Ok, I don’t know how much figurative “stock” you put in Mitch McConnell’s Monday promise that there is “zero chance” of Congress not raising the debt ceiling by late September, but it’s at least plausible to suggest that however vacuous, the Senate Majority Leader’s comment helped buoy risk assets (i.e. literal stocks) on Tuesday.

Taken together with the Politico article that posited some progress on tax reform, investors may have gone into the cash open feeling a little better about the fiscal situation than they did at the end of last week.
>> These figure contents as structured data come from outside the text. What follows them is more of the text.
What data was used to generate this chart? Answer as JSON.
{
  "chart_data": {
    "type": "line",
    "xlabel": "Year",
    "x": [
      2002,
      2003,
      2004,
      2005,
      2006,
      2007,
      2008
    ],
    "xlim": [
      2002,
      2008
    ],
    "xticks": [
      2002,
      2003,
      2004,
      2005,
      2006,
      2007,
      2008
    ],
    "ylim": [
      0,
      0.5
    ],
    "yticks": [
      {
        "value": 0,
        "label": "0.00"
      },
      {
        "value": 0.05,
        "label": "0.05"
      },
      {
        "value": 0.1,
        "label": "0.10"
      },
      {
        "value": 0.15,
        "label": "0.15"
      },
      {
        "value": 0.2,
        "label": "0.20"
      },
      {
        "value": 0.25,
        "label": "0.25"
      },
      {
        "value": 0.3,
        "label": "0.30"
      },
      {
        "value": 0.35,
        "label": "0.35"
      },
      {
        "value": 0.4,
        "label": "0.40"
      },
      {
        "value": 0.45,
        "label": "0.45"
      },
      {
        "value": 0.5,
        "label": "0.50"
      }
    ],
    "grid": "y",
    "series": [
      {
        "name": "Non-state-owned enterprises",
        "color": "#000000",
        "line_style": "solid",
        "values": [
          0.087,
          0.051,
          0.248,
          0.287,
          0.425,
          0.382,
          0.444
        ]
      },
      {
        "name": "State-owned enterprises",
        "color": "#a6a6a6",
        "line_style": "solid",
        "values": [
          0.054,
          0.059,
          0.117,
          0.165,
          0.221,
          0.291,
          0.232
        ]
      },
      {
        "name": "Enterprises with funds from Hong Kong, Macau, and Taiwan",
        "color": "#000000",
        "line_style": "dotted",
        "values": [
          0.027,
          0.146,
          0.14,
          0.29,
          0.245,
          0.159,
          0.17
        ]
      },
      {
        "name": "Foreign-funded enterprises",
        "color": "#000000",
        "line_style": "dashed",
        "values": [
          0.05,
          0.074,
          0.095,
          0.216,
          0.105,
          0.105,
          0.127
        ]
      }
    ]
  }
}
Nevertheless, you can’t blame markets for being nervous. And no matter which side of the partisan divide you fall on, it’s impossible to argue that Donald Trump’s erratic behavior hasn’t made the situation even more ambiguous than it already would have been.

In previous posts, we’ve detailed how the VIX behaved during previous debt ceiling debacles and we’ve also documented how stocks reacted to the 2013 government shutdown.

Well on Tuesday, Deutsche Bank is out with a lengthy piece on what the implications are for fiscal policy, Fed policy and foreign flows.

Needless to say, all of that matters quite a lot for the dollar, which has been on the back foot for most of this year, a cruel twist of fate considering “long USD” was one of the “no-brainer” trades headed into 2017.

First on fiscal policy, Deutsche notes the following:

In August 2011, the price President Obama paid for the deal with House Republicans was multiple rounds of spending cuts (the Budget Control Act) with automatic sequestration (the fiscal cliff) if a bi-partisan super-committee failed to find a trillion dollars of additional cuts by November 2012. Combined with funding compromises agreed earlier in the year, this sharply reversed post-crisis stimulus. The US fiscal impulse flipped from an expansionary +2% GDP in 2010 to -1.5% in 2011 (chart 2).

By the October 2013 debt ceiling crisis, with lawmakers having failed to agree on a budget from the previous year, automatic spending cuts had already begun to come into effect. But with House Republicans still unwilling to fund the government without a delay to implementing the Affordable Care Act, the federal government went into partial shutdown. The immediate economic cost of the shutdown was calculated at 0.3 percent of GDP by the Bureau of Economic Analysis. But the backlash ultimately pressured Republican lawmakers into a series of temporary resolutions funding the government over the next three years.